The former NAACP leader, who stepped down from the position in Spokane, Washington, amid scandal, was outed in June 2015 when her parents, Larry and Ruthanne, revealed she was not actually black.
The story made international headlines and Dolezal eventually admitted she was “biologically born white to white parents” and compared herself to Caitlyn Jenner, claiming race is “not coded in your DNA.”
The 39-year-old also lost her job as an adjunct instructor at Eastern Washington university because of the ordeal, and she hasn’t been able to get work since.
The former professor and columnist told the Guardian she’s applied for more than 100 jobs, but not a single place will hire her. The only offers that have come her way have been for reality television and porn.
Dolezal now relies on food stamps to feed her family and has been receiving help from a friend to cover her — next month she expects to be homeless, the Guardian reported.
She added her memoir titled “In Full Color,” due out in March, was turned down by 30 publishing houses before anyone would be willing to print it.
“Right now the only place I feel understood and completely accepted is with my kids and my sister,” she told the news outlet. “The narrative was that I’d offended both communities in an unforgivable way, so anybody who gave me a dime would be contributing to wrong and oppression and bad things. To a liar and fraud and a con.”
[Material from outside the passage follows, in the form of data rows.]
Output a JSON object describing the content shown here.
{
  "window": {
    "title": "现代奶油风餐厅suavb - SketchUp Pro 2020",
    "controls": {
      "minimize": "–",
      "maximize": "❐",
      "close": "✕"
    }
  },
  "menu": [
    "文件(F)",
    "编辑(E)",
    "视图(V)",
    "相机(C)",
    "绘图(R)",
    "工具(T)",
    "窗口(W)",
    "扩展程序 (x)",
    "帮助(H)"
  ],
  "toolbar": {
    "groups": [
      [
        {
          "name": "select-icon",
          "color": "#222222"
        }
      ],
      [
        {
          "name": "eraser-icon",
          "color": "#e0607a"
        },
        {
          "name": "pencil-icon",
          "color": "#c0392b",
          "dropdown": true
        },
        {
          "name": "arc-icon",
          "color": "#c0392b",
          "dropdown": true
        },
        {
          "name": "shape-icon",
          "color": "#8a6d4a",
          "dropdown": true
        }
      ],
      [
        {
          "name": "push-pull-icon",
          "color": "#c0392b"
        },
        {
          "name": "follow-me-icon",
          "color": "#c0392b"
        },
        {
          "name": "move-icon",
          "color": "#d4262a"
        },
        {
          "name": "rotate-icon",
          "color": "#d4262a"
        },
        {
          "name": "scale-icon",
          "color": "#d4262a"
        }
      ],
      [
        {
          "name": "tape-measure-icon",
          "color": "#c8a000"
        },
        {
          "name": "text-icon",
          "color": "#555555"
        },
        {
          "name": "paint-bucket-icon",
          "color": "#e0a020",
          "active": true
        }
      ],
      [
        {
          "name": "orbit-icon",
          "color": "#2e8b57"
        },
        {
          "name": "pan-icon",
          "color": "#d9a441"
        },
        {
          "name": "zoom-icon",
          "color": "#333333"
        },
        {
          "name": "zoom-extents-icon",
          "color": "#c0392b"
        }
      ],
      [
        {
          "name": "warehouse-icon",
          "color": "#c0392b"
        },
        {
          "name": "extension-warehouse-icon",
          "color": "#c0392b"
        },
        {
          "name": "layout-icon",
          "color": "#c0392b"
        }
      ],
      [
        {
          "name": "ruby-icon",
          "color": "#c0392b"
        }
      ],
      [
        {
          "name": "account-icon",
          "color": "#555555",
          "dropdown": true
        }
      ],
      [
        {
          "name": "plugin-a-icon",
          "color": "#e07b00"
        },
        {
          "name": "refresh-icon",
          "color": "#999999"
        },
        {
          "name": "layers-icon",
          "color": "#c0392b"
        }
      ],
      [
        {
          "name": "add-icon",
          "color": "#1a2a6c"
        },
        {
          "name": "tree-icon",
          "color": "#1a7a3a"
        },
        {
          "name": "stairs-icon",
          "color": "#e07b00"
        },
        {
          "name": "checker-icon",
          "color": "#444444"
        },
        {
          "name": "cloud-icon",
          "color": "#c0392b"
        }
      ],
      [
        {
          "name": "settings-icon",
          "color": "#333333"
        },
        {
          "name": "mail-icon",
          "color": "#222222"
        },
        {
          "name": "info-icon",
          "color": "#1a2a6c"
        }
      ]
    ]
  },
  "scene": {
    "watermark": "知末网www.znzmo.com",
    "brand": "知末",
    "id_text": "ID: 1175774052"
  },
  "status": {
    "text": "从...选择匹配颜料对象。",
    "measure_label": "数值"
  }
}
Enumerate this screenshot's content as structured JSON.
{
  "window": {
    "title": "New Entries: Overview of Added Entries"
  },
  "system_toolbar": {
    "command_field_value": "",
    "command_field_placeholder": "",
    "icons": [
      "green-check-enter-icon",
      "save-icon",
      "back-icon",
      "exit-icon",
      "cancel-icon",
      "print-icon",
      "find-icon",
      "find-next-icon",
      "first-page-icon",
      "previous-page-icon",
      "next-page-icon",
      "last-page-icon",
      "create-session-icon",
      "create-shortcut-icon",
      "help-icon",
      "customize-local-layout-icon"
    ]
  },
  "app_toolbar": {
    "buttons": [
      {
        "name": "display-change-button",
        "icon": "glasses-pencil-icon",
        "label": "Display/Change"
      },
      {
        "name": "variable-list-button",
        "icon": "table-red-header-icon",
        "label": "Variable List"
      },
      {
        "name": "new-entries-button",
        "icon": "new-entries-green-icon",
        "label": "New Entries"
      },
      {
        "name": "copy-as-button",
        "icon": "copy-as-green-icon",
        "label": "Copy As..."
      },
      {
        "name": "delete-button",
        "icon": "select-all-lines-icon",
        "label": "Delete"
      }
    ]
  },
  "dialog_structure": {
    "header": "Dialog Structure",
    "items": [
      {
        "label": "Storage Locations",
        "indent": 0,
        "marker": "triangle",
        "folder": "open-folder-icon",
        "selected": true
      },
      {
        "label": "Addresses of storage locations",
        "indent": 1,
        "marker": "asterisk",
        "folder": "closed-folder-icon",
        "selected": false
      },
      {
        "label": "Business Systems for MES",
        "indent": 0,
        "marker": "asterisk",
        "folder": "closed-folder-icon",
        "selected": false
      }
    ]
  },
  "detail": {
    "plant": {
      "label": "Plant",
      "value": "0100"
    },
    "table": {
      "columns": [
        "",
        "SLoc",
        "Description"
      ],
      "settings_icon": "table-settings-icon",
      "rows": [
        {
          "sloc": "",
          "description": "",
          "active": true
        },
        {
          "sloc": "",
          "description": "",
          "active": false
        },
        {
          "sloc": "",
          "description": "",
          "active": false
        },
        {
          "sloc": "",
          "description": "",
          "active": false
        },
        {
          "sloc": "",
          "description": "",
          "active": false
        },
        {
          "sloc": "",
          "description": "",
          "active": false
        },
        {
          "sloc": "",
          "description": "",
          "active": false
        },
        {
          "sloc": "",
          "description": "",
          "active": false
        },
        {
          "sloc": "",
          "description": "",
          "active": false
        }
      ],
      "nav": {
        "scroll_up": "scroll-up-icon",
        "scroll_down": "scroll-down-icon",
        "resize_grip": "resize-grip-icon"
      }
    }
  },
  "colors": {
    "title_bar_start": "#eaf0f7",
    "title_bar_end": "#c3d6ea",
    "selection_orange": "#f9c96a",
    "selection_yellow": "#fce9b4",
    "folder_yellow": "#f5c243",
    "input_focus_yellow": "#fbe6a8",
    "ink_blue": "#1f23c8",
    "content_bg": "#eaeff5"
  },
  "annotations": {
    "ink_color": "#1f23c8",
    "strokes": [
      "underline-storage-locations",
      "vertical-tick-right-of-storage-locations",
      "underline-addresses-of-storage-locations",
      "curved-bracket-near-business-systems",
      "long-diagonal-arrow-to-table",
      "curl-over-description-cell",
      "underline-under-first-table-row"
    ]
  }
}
Dolezal said she wrote her book not only to tell her side of the story, “but to also open up this dialogue about race and identity, and to just encourage people to be exactly who they are.”
When questioned about her race, Dolezal would just tell people that she was mixed, but she doesn’t feel as though she was lying.
“The times I tried to explain more, I wasn’t understood more. Nobody wanted to hear, ‘I’m pan-African, pro-black, bisexual, an artist, mother and educator,’” she told the Guardian. “People would just be like, ‘Huh? What? What are you talking about?’
“So I felt like by not talking about my biological ancestry, I gave people the opportunity to relate to me as an individual, not part of a group.”
She also noted that she’d never consider going back to being white.
“No. This is still home to me,” Dolezal said. “I didn’t feel like I’m ever going to be hurt so much that I somehow leave who I am, because I’m me. It really is who I am. It’s not a choice.”